Independência do Fed não significa que ele não preste contas
Os chefes do Fed são nomeados pelo presidente dos EUA para mandatos de quatro anos e precisam ser confirmados pelo Senado. O presidente também nomeia os outros seis membros da diretoria do Fed, que podem cumprir mandatos escalonados de até 14 anos.
Essas nomeações permitem que um presidente, ao longo do tempo, altere significativamente as políticas do Fed. Powell foi nomeado por Trump em 2018 e reconduzido para mais um mandato pelo ex-presidente Joe Biden , que nomeou no total quatro dos membros da atual diretoria: Powell, Cook, Philip Jefferson e Michael Barr. Uma quinta nomeada por Biden, Adriana Kugler, renunciou inesperadamente em 1º de agosto, cerca de cinco meses antes do fim de seu mandato.
Trump já indicou seu principal economista, Stephen Miran, como possível substituto de Kugler, embora seu nome precise ainda ser aprovado pelo Senado.
O mandato de Cook, que foi acusada pelo presidente de fraude hipotecária, termina em 2038, portanto forçá-la a sair permitiria a Trump nomear um aliado mais cedo.
O presidente americano poderá substituir Powell em maio de 2026, quando seu mandato expira. No entanto, 12 membros do comitê do Fed que define as taxas de juros têm direito a voto, e mesmo a substituição do presidente não garante que a política do Fed mudaria da maneira como Trump deseja.
Ao mesmo tempo, o Congresso dos EUA pode definir as metas do Fed por meio de legislação. Em 1977, por exemplo, ele deu ao Fed um "duplo mandato" para buscar tanto preços estáveis como o máximo de empregos. O Fed define preços estáveis como inflação de 2%.

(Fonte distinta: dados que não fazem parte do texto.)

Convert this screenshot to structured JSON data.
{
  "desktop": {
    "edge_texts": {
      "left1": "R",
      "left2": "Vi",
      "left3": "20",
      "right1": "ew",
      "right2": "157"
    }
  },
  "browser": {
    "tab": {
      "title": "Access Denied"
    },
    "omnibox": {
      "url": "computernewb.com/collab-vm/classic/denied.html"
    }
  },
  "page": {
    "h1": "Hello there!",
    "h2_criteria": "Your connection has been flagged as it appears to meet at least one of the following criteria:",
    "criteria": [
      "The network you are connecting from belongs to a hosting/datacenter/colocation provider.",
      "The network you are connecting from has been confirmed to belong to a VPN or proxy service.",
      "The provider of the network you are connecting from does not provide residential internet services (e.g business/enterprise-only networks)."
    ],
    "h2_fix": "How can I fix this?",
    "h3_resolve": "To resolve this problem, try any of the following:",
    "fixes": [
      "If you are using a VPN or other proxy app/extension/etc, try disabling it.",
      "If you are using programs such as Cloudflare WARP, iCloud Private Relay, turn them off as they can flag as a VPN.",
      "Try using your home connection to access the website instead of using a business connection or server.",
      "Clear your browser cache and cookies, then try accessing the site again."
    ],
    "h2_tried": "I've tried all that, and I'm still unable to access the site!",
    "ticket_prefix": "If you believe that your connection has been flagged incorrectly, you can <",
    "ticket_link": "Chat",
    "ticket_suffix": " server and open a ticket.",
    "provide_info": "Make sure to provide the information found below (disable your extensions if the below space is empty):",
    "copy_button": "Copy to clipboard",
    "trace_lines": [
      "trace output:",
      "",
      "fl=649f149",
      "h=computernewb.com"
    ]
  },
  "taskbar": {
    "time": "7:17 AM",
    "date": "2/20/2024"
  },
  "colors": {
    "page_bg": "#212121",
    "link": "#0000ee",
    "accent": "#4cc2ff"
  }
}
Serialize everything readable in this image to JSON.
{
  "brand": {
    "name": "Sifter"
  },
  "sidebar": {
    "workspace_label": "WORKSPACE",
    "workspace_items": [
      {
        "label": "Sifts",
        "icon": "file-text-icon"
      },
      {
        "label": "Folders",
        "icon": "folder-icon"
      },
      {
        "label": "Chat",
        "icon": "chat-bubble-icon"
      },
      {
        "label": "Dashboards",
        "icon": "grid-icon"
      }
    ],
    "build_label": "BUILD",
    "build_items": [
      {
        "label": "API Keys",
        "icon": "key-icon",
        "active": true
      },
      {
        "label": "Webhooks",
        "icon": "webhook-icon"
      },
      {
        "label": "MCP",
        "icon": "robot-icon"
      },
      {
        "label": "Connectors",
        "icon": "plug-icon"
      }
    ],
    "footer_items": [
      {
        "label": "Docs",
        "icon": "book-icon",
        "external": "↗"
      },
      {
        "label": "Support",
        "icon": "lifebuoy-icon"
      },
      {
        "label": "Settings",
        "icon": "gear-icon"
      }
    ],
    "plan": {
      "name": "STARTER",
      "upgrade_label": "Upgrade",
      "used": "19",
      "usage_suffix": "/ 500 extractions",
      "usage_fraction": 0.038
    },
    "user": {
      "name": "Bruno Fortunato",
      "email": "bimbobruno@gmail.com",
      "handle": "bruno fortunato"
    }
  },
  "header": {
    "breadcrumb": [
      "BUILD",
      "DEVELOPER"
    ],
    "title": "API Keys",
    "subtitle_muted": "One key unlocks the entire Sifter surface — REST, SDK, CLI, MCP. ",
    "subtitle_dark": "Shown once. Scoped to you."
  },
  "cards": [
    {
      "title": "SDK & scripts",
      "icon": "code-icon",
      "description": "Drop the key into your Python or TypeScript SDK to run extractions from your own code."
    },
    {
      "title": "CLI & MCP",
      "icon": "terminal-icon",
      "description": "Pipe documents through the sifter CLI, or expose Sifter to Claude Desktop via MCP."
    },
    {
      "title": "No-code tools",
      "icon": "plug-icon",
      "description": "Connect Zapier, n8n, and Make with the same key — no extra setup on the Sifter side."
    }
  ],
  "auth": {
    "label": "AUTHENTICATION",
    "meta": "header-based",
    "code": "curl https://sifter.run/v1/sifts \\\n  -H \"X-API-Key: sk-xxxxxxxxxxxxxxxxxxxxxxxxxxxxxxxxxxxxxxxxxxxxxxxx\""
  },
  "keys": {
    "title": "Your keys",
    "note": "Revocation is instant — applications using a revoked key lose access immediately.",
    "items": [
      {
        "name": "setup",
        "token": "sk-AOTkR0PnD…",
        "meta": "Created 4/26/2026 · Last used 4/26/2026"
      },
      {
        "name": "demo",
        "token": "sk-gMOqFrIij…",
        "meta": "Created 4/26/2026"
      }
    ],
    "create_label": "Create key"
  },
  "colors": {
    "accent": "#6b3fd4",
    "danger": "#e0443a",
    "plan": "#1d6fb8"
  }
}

A lei de 1977 também exige que o presidente do Fed preste esclarecimentos duas vezes por ano perante a Câmara e o Senado sobre a economia e a política de taxas de juros.
Trump poderia demitir Powell?
No início do ano, a Suprema Corte indicou, em uma decisão sobre outras agências independentes, que um presidente não poderia demitir o presidente do Fed apenas porque não gosta das escolhas políticas dele. Mas ele poderia removê-lo "por justa causa", o que normalmente é interpretado como algum tipo de irregularidade ou negligência.
É provável que essa seja a razão pela qual Trump tenha criticado a reforma do prédio do banco central, na esperança de que isso pudesse fornecer um pretexto "por justa causa". Ainda assim, Powell provavelmente resistiria contra qualquer tentativa de destituí-lo, e o caso poderia acabar na Suprema Corte.